Que faire alors pour sortir de cet enfermement ? Adrien Candiard constate l’incapacité d’une société devenue agnostique à faire face à un problème authentiquement religieux. Après rappelé que le premier lieu de combat contre le fanatisme reste soi-même, l’auteur propose trois axes : la théologie, le dialogue interreligieux et la prière.

  • La théologie, tout d’abord. Candiard dénonce les conséquences délétères de l’abandon du débat théologique. À ne plus débattre des religions, celles-ci deviennent incompréhensibles et nos esprits se trouvent désarmés face aux discours simplistes et séducteurs. On s’expose à l’influence de théories dont on n’a même plus conscience, mais qui n’en continuent pas moins d’exister et d’influer sur nos sociétés.

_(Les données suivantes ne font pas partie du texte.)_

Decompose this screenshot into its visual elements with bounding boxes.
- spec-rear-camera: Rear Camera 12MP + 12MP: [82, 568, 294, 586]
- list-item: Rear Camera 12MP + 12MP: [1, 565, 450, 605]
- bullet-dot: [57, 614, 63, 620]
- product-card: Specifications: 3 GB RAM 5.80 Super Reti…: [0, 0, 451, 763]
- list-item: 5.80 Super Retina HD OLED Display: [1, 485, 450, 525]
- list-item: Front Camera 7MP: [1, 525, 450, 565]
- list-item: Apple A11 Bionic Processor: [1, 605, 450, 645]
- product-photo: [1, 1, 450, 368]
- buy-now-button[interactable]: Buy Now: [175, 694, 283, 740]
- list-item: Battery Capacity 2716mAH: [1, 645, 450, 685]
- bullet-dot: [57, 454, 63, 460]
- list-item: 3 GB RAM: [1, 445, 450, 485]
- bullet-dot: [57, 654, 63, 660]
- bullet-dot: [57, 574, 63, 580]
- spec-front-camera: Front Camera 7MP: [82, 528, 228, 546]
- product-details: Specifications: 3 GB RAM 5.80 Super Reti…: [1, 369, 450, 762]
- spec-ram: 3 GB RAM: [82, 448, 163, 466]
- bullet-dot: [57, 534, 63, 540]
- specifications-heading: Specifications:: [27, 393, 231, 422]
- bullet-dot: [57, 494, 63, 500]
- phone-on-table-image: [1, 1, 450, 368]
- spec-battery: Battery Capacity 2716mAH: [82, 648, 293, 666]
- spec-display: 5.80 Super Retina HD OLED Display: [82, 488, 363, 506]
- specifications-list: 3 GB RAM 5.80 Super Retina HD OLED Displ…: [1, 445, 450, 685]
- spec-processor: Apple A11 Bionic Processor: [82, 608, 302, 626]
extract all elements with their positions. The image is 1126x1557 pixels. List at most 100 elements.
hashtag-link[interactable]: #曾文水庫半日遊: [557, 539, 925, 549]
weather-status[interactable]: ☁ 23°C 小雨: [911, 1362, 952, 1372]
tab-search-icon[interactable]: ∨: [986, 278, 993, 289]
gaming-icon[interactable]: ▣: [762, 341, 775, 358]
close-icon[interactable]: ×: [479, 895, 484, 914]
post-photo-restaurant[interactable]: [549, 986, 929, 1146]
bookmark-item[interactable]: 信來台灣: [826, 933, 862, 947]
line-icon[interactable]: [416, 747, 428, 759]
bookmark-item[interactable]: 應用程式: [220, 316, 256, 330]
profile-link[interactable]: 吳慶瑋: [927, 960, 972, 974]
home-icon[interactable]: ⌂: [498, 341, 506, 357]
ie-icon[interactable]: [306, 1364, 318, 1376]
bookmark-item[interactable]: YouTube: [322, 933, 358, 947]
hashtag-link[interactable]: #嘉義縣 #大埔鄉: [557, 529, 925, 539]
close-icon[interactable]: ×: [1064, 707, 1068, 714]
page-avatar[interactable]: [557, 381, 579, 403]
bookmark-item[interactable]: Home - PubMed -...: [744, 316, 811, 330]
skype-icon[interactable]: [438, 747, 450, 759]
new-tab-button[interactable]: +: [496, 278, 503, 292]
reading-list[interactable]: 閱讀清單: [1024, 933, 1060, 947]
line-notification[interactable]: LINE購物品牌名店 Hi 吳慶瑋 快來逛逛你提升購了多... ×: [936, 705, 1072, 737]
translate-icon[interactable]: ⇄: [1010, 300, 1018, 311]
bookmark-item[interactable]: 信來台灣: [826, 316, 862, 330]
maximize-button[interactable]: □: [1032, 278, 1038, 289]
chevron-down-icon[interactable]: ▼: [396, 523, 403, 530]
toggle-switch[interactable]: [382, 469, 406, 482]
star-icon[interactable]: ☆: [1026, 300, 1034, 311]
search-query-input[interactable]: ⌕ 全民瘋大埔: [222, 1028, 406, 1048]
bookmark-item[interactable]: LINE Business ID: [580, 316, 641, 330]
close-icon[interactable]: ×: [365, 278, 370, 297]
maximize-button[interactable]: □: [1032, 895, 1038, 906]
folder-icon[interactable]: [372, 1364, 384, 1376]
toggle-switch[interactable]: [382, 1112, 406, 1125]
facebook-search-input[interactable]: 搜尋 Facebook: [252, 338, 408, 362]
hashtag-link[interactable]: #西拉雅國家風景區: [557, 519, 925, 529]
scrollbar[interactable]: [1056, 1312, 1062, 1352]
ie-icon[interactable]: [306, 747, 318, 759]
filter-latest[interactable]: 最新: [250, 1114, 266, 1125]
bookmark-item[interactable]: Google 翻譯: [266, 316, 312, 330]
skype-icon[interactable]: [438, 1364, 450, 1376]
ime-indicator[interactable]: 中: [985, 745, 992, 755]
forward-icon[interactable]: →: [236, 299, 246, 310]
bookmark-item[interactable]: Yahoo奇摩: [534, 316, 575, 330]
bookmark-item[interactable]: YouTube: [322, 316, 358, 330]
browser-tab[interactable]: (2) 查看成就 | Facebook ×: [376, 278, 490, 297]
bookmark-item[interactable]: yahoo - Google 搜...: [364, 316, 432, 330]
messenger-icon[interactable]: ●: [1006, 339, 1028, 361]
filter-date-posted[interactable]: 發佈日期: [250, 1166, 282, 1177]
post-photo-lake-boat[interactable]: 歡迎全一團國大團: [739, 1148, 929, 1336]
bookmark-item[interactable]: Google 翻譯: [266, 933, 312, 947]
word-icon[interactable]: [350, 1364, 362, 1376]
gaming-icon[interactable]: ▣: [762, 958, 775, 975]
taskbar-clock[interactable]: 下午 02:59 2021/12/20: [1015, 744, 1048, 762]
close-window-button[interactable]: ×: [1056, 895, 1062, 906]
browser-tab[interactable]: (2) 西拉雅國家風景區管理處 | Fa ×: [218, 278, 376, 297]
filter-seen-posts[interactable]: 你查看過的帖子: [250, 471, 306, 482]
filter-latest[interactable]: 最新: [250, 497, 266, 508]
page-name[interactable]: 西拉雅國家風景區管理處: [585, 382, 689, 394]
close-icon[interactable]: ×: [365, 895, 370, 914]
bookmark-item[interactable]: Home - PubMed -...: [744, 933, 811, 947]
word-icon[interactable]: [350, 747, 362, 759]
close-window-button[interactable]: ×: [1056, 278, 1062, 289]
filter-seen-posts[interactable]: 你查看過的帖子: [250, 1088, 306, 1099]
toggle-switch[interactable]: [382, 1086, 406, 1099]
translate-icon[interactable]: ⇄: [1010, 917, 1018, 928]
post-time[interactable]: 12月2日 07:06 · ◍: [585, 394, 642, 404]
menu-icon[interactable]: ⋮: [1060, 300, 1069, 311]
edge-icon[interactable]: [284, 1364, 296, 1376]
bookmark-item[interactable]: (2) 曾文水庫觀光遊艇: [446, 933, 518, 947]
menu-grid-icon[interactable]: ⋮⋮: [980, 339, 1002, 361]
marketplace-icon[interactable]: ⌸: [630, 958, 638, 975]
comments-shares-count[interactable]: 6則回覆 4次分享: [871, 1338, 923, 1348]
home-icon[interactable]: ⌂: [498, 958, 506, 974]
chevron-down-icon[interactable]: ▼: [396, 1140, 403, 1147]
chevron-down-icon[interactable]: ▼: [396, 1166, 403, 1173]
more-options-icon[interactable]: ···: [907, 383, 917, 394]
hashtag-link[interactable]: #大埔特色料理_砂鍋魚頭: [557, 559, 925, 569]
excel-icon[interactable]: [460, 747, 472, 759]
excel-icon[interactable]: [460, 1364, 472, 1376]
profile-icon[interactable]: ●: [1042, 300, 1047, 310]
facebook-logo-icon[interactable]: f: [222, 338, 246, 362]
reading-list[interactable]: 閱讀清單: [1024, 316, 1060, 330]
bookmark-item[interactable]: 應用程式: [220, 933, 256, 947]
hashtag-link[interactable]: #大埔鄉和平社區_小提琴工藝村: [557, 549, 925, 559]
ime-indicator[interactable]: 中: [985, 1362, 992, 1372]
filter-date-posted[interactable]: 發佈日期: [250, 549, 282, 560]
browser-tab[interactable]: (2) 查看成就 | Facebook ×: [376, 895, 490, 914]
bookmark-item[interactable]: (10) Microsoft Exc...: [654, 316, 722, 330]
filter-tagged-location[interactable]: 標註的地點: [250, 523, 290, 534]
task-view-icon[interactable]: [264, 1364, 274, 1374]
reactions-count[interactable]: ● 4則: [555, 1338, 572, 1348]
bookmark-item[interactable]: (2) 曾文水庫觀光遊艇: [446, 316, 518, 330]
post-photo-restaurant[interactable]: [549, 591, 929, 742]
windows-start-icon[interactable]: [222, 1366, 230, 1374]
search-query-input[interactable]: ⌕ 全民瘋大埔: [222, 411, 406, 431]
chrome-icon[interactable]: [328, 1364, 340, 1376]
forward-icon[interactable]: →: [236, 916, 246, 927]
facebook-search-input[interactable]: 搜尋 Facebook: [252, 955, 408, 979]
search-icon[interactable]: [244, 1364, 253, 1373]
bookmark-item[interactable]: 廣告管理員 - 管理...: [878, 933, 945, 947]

Il est nécessaire de refaire de la théologie (cette « science encore plus méconnue que négligée » qui est un « effort rationnel pour rendre compte de la foi, une réflexion critique de ce que notre langage humain peut dire de Dieu ») pour être capable de débattre de nos conceptions de Dieu, pour ne plus être dans le « c’est comme ça et pas autrement, il n’y a pas le choix », pour purifier nos images de Dieu.
  • Le dialogue interreligieux, ensuite, mais en veillant à parler de Dieu et pas de nous. Il faut sortir d’une forme de compétition entre religions, et accepter de se mettre à l’écoute.
  • La prière enfin, personnelle et silencieuse, qui nous oblige à accepter de laisser place au vide – et à ne surtout pas chercher à le remplir, pour que Dieu puisse s’y révéler. C’est justement la peur de ce vide qui pousse le fanatique à le remplir par tout ce qu’il peut.

La conclusion d’Adrien Candiard est que le constat d’échec de deux siècles de sécularisation pour en arriver à une société envahie par le fanatisme religieux, doit nous conduire à changer d’approcher, et accepter enfin que la solution d’un problème religieux soit religieuse.

Ce livre fait partie des ouvrages dont on sort stimulé intellectuellement et apaisé. Il fait entendre une voix peu répandue dans le vacarme assourdissant des propos convenus sur le séparatisme ou la radicalisation. Évidemment, la réponse que propose Adrien Candiard pourra décevoir ceux qui, après l’assassinat de Samuel Paty, réclament des actions fortes et concrètes contre l’islamisme. Mais le propos de ce livre, publié avant le meurtre du professeur d’histoire-géographie, n’est pas d’ordre politique. C’est une parole de théologien. Et par ailleurs, on ne peut que constater avec lui l’échec de la politique de lutte contre la radicalisation – et l’on comprend mieux, à le lire, que c’est sans doute en partie parce qu’on n’a jamais sérieusement cherché à comprendre le fanatisme dans sa dimension spécifiquement religieuse.